# Florida Haunters Make and Take - July 26



## Ghostess (Sep 8, 2005)

The next Florida Haunters Make and Take is finally official! 

Date: July 26
Time: 11 am - til y'all decide to leave
Place: 1600 Chain Fern Way, Orange Park 32003 (Ghostess' Dead End, just south of Jax)
Prop: Leering Prop

This is a little more special of a M&T this time as we are celebrating our one year anniversary for the official Florida Haunters website and club! There will be door prizes and goodies for everyone attending, plus a few drawings for prop making supplies and a special surprise drawing to be announced later (when I actually have the stuff in hand!) A little celebration buffet will be set up inside as well for lunch.
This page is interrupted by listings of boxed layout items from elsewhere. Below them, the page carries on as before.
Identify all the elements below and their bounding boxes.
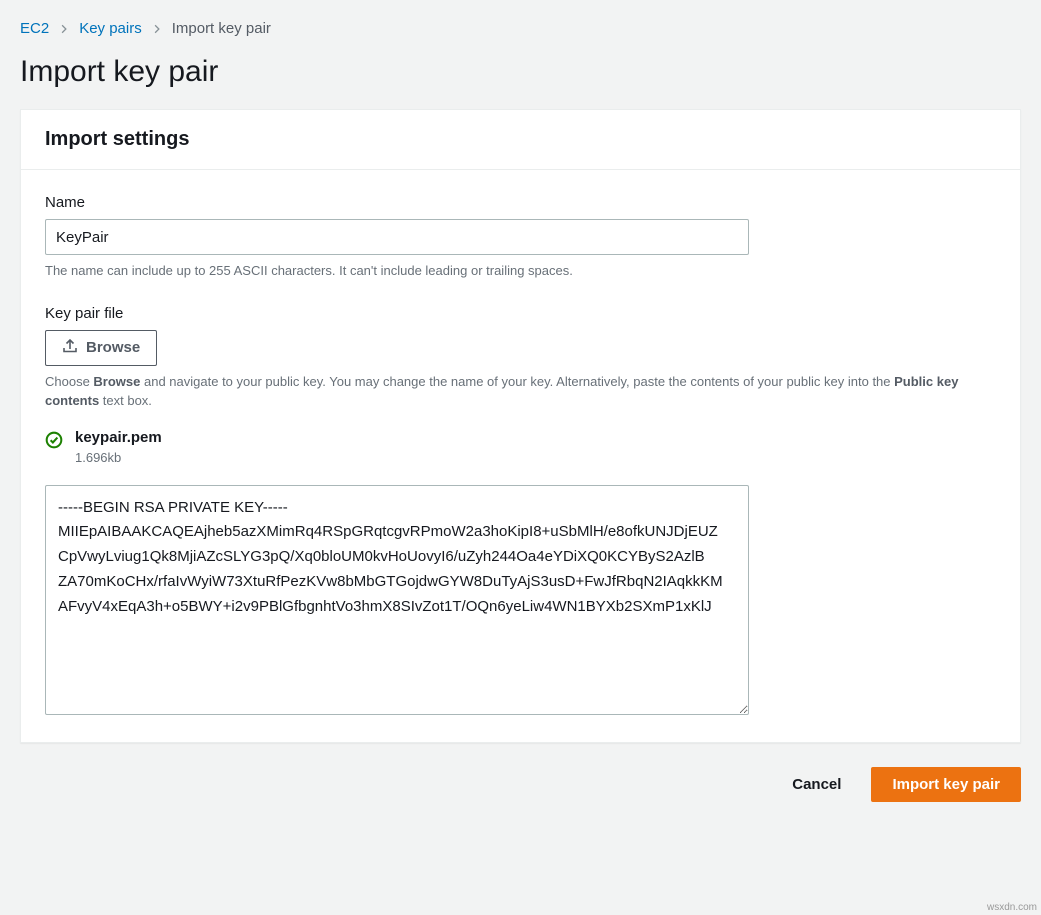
watermark: wsxdn.com xyxy=(987,902,1037,913)
cancel-button[interactable]: Cancel xyxy=(780,768,853,801)
breadcrumb: EC2 Key pairs Import key pair xyxy=(20,20,1021,37)
uploaded-file-status: keypair.pem 1.696kb xyxy=(45,429,996,465)
breadcrumb-current: Import key pair xyxy=(172,20,271,37)
check-circle-icon xyxy=(45,431,63,452)
breadcrumb-link-keypairs[interactable]: Key pairs xyxy=(79,20,142,37)
name-label: Name xyxy=(45,194,996,211)
panel-body: Name The name can include up to 255 ASCI… xyxy=(21,170,1020,742)
browse-button[interactable]: Browse xyxy=(45,330,157,366)
uploaded-filesize: 1.696kb xyxy=(75,450,162,465)
file-field-group: Key pair file Browse Choose Browse and n… xyxy=(45,305,996,718)
file-help-text: Choose Browse and navigate to your publi… xyxy=(45,372,996,411)
upload-icon xyxy=(62,338,78,358)
breadcrumb-link-ec2[interactable]: EC2 xyxy=(20,20,49,37)
name-input[interactable] xyxy=(45,219,749,255)
public-key-contents-textarea[interactable] xyxy=(45,485,749,715)
name-field-group: Name The name can include up to 255 ASCI… xyxy=(45,194,996,281)
page-title: Import key pair xyxy=(20,55,1021,89)
import-key-pair-button[interactable]: Import key pair xyxy=(871,767,1021,802)
uploaded-filename: keypair.pem xyxy=(75,429,162,446)
chevron-right-icon xyxy=(59,24,69,34)
file-label: Key pair file xyxy=(45,305,996,322)
browse-button-label: Browse xyxy=(86,339,140,356)
panel-header: Import settings xyxy=(21,110,1020,170)
footer-actions: Cancel Import key pair xyxy=(20,767,1021,802)
chevron-right-icon xyxy=(152,24,162,34)
name-help-text: The name can include up to 255 ASCII cha… xyxy=(45,261,996,281)
import-settings-panel: Import settings Name The name can includ… xyxy=(20,109,1021,743)
panel-title: Import settings xyxy=(45,128,996,151)
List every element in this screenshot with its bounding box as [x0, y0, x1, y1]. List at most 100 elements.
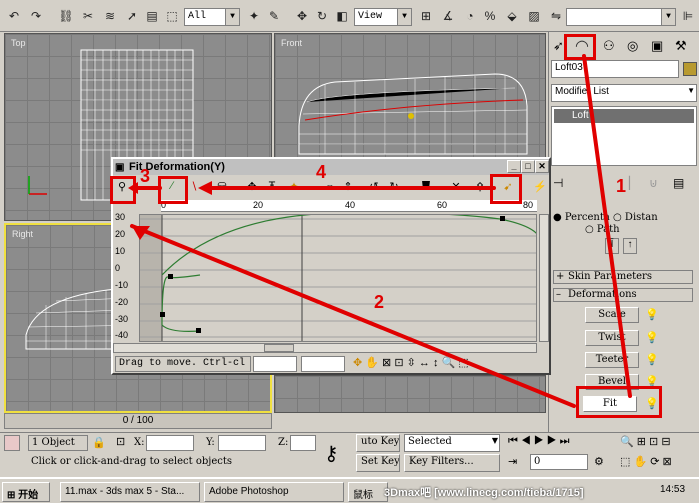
taskbar-item-3dsmax[interactable]: 11.max - 3ds max 5 - Sta...: [60, 482, 200, 502]
current-frame-field[interactable]: 0: [530, 454, 588, 470]
selection-filter-dropdown[interactable]: All ▼: [184, 8, 240, 26]
rotate-cw-icon[interactable]: ↻: [385, 177, 403, 195]
create-tab-icon[interactable]: ➶: [553, 38, 564, 54]
zoom-icon[interactable]: 🔍: [442, 357, 456, 369]
maximize-viewport-icon[interactable]: ⊠: [663, 456, 672, 468]
pan-icon[interactable]: ✋: [633, 456, 647, 468]
unlink-icon[interactable]: ✂: [78, 6, 98, 26]
named-selection-dropdown[interactable]: ▼: [566, 8, 676, 26]
reset-curve-icon[interactable]: ✕: [447, 177, 465, 195]
horizontal-scrollbar[interactable]: [113, 343, 537, 353]
redo-icon[interactable]: ↷: [26, 6, 46, 26]
vertical-scrollbar[interactable]: [539, 214, 549, 342]
configure-sets-icon[interactable]: ▤: [673, 176, 684, 190]
motion-tab-icon[interactable]: ◎: [627, 38, 638, 54]
snap-icon[interactable]: ∡: [438, 6, 458, 26]
object-color-swatch[interactable]: [683, 62, 697, 76]
zoom-icon[interactable]: 🔍: [620, 436, 634, 448]
start-button[interactable]: ⊞ 开始: [2, 482, 50, 502]
zoom-extents-icon[interactable]: ⊠: [382, 357, 391, 369]
make-unique-icon[interactable]: ⊍: [649, 176, 658, 190]
generate-path-icon[interactable]: ⚡: [531, 177, 549, 195]
absolute-mode-icon[interactable]: ⊡: [116, 435, 125, 448]
rollout-skin-parameters[interactable]: + Skin Parameters: [553, 270, 693, 284]
named-sets-icon[interactable]: ▨: [524, 6, 544, 26]
goto-end-icon[interactable]: ⏭: [560, 435, 570, 447]
zoom-vertical-icon[interactable]: ↕: [433, 357, 439, 369]
hierarchy-tab-icon[interactable]: ⚇: [603, 38, 615, 54]
viewport-perspective[interactable]: [274, 375, 546, 413]
spinner-snap-icon[interactable]: ⬙: [502, 6, 522, 26]
pin-stack-icon[interactable]: ⊣: [553, 176, 563, 190]
scale-icon[interactable]: ◧: [332, 6, 352, 26]
move-control-point-icon[interactable]: ✥: [243, 177, 261, 195]
next-frame-icon[interactable]: ▶: [547, 435, 557, 447]
lock-icon[interactable]: 🔒: [92, 436, 106, 449]
modifier-list-dropdown[interactable]: Modifier List ▼: [551, 84, 697, 102]
move-point-icon[interactable]: ✥: [353, 357, 362, 369]
zoom-extents-all-icon[interactable]: ⊟: [661, 436, 670, 448]
key-icon[interactable]: ⚷: [324, 441, 339, 466]
move-icon[interactable]: ✥: [292, 6, 312, 26]
maxscript-listener-icon[interactable]: [4, 435, 20, 451]
point-y-field[interactable]: [301, 356, 345, 372]
stack-item-loft[interactable]: Loft: [554, 109, 694, 123]
delete-curve-icon[interactable]: ⚴: [471, 177, 489, 195]
deformation-graph[interactable]: [139, 214, 537, 342]
insert-corner-point-icon[interactable]: ✦: [285, 177, 303, 195]
zoom-all-icon[interactable]: ⊞: [637, 436, 646, 448]
link-icon[interactable]: ⛓: [56, 6, 76, 26]
lightbulb-icon[interactable]: 💡: [645, 331, 659, 344]
zoom-region-icon[interactable]: ⬚: [458, 357, 468, 369]
select-region-icon[interactable]: ⬚: [162, 6, 182, 26]
z-coord-field[interactable]: [290, 435, 316, 451]
pivot-icon[interactable]: ⊞: [416, 6, 436, 26]
y-coord-field[interactable]: [218, 435, 266, 451]
mirror-icon[interactable]: ⇋: [546, 6, 566, 26]
pan-icon[interactable]: ✋: [365, 357, 379, 369]
align-icon[interactable]: ⊫: [678, 6, 698, 26]
dialog-titlebar[interactable]: ▣ Fit Deformation(Y) _ □ ✕: [113, 159, 549, 175]
utilities-tab-icon[interactable]: ⚒: [675, 38, 687, 54]
time-config-icon[interactable]: ⚙: [594, 455, 604, 468]
scale-control-point-icon[interactable]: Ŧ: [263, 177, 281, 195]
close-icon[interactable]: ✕: [535, 160, 549, 173]
select-icon[interactable]: ➚: [122, 6, 142, 26]
minimize-icon[interactable]: _: [507, 160, 521, 173]
teeter-deform-button[interactable]: Teeter: [585, 352, 639, 368]
scroll-thumb[interactable]: [264, 344, 294, 352]
mirror-vertical-icon[interactable]: ⇕: [339, 177, 357, 195]
x-coord-field[interactable]: [146, 435, 194, 451]
lightbulb-icon[interactable]: 💡: [645, 353, 659, 366]
object-name-field[interactable]: Loft03: [551, 60, 679, 78]
twist-deform-button[interactable]: Twist: [585, 330, 639, 346]
rotate-ccw-icon[interactable]: ↺: [365, 177, 383, 195]
swap-deform-curves-icon[interactable]: ⛁: [213, 177, 231, 195]
zoom-extents-icon[interactable]: ⊡: [649, 436, 658, 448]
select-manipulate-icon[interactable]: ✦: [244, 6, 264, 26]
coord-system-dropdown[interactable]: View ▼: [354, 8, 412, 26]
paint-select-icon[interactable]: ✎: [264, 6, 284, 26]
radio-path[interactable]: ○: [585, 224, 597, 235]
get-shape-icon[interactable]: ↑: [623, 238, 637, 254]
show-result-icon[interactable]: ▏: [629, 176, 638, 190]
set-key-button[interactable]: Set Key: [356, 454, 400, 472]
play-icon[interactable]: ▶: [534, 435, 544, 447]
point-x-field[interactable]: [253, 356, 297, 372]
radio-percentage[interactable]: ●: [553, 212, 565, 223]
angle-snap-icon[interactable]: ◔: [460, 6, 480, 26]
zoom-horizontal-icon[interactable]: ↔: [419, 357, 430, 369]
scale-deform-button[interactable]: Scale: [585, 307, 639, 323]
auto-key-button[interactable]: uto Key: [356, 434, 400, 452]
lightbulb-icon[interactable]: 💡: [645, 308, 659, 321]
rotate-icon[interactable]: ↻: [312, 6, 332, 26]
display-tab-icon[interactable]: ▣: [651, 38, 663, 54]
prev-frame-icon[interactable]: ◀: [521, 435, 531, 447]
zoom-vertical-extents-icon[interactable]: ⇳: [407, 357, 416, 369]
radio-distance[interactable]: ○: [613, 212, 625, 223]
region-zoom-icon[interactable]: ⬚: [620, 456, 630, 468]
goto-start-icon[interactable]: ⏮: [508, 435, 518, 447]
zoom-horizontal-extents-icon[interactable]: ⊡: [394, 357, 403, 369]
key-mode-toggle-icon[interactable]: ⇥: [508, 455, 517, 468]
taskbar-item-photoshop[interactable]: Adobe Photoshop: [204, 482, 344, 502]
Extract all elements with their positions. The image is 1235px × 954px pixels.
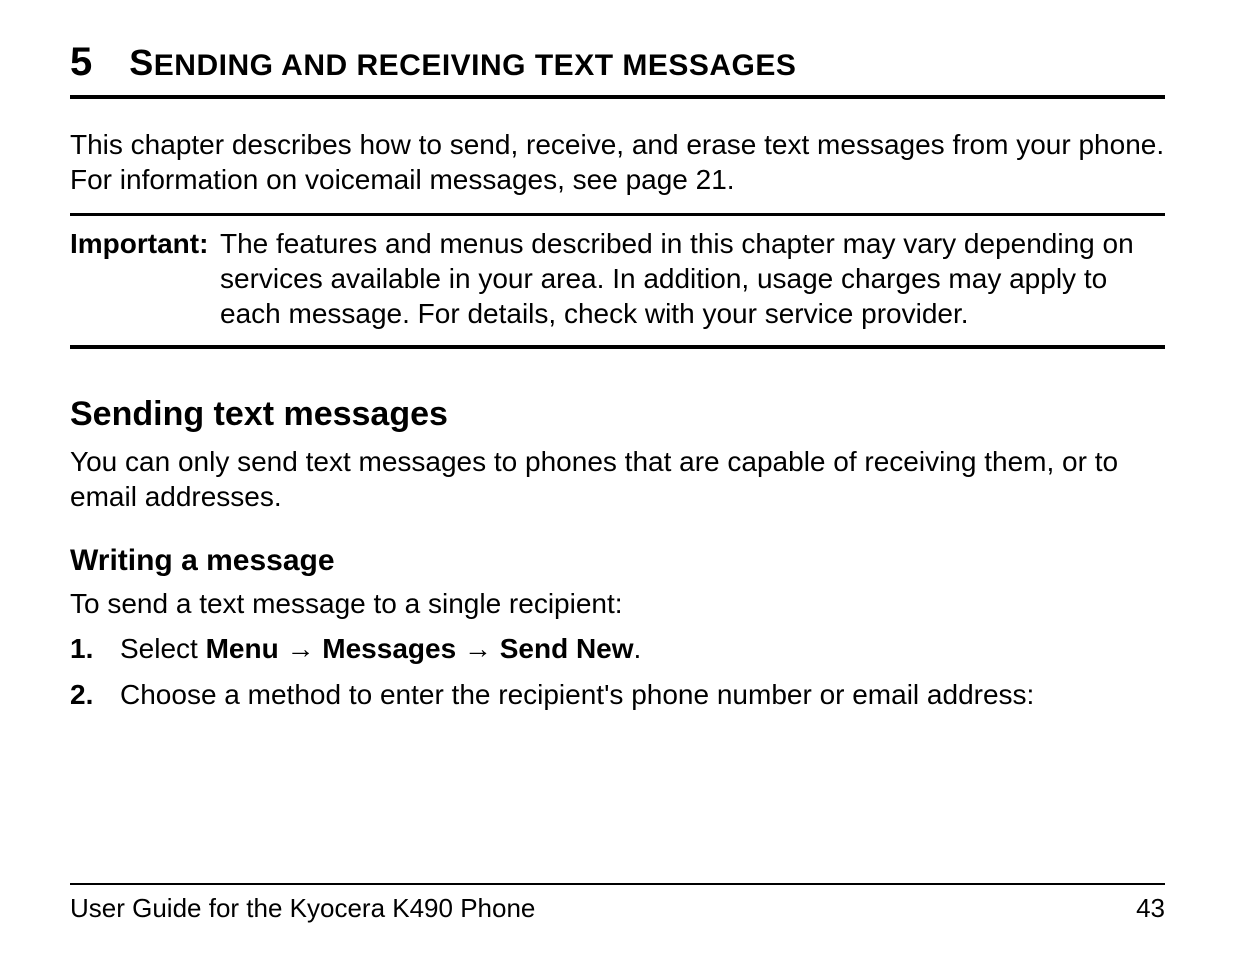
subsection-heading-writing: Writing a message	[70, 544, 1165, 578]
step-number: 2.	[70, 677, 120, 713]
important-text: The features and menus described in this…	[220, 226, 1165, 331]
intro-paragraph: This chapter describes how to send, rece…	[70, 127, 1165, 197]
step1-post: .	[634, 633, 642, 664]
chapter-number: 5	[70, 40, 93, 85]
step-number: 1.	[70, 631, 120, 667]
chapter-title-first: S	[129, 42, 154, 83]
menu-path-messages: Messages	[322, 633, 456, 664]
steps-list: 1. Select Menu → Messages → Send New. 2.…	[70, 631, 1165, 714]
step-text: Select Menu → Messages → Send New.	[120, 631, 1165, 667]
step-item: 1. Select Menu → Messages → Send New.	[70, 631, 1165, 667]
menu-path-menu: Menu	[206, 633, 279, 664]
arrow-icon: →	[456, 633, 500, 664]
section-heading-sending: Sending text messages	[70, 395, 1165, 434]
page-footer: User Guide for the Kyocera K490 Phone 43	[70, 883, 1165, 924]
important-label: Important:	[70, 226, 220, 331]
subsection-lead: To send a text message to a single recip…	[70, 586, 1165, 621]
step-text: Choose a method to enter the recipient's…	[120, 677, 1165, 713]
footer-page-number: 43	[1136, 893, 1165, 924]
chapter-title-rest: ENDING AND RECEIVING TEXT MESSAGES	[154, 49, 797, 82]
step-item: 2. Choose a method to enter the recipien…	[70, 677, 1165, 713]
arrow-icon: →	[279, 633, 323, 664]
footer-title: User Guide for the Kyocera K490 Phone	[70, 893, 535, 924]
chapter-heading: 5 SENDING AND RECEIVING TEXT MESSAGES	[70, 40, 1165, 99]
step1-pre: Select	[120, 633, 206, 664]
important-note: Important: The features and menus descri…	[70, 213, 1165, 349]
chapter-title: SENDING AND RECEIVING TEXT MESSAGES	[129, 42, 796, 84]
section-body-sending: You can only send text messages to phone…	[70, 444, 1165, 514]
menu-path-sendnew: Send New	[500, 633, 634, 664]
document-page: 5 SENDING AND RECEIVING TEXT MESSAGES Th…	[0, 0, 1235, 954]
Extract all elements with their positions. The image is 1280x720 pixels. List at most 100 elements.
I encourage you to bring props for show and tell, as we always love to see in person the cool props everyone makes. Kids are welcome - we have a large back yard, pool, and stuff for them to do. 

More detailed info as I compile it can be found here:
FloridaHauntersMakeandTake

Come celebrate with us - and make a cool new prop!

Deanna AKA Ghostess


----------



## skullboy (Sep 5, 2006)

Can bring my speedo?


----------



## Ghostess (Sep 8, 2005)

Absolutely!


----------



## Ghostess (Sep 8, 2005)

*UPDATED!

Call me crazy, but I'm happy to report that I will be giving away a Bucky, yes a BUCKY, in the grand prize drawing! (You must be present to be in the drawing.)*


----------



## IshWitch (May 19, 2006)

I can't wait!

And a Bucky! Girl, you'll never be able to outdo this one! Yipes! What'll we do next year?


----------



## Ghostess (Sep 8, 2005)

I am looking forward to it!


----------



## Ghostess (Sep 8, 2005)

OMG.. I have so much to do still! This rain we've had from that stupid TD out there has really limited my work lately. I can't get everything down from the attic with it raining, because I need to move everything that's in the garage into the driveway and I can do that because most of that stuff can't get wet! Today's looking promising though, and I think I might be able to even get the dining room decorated for next weekend! Woohoo!!


----------



## Scottish Scarer (Jan 5, 2008)

Totally unfair, as I won't be in Florida 'til January.

Any chance you can delay until then


----------



## Ghostess (Sep 8, 2005)

LOL Maybe we can schedule something for when you ARE in FL!


----------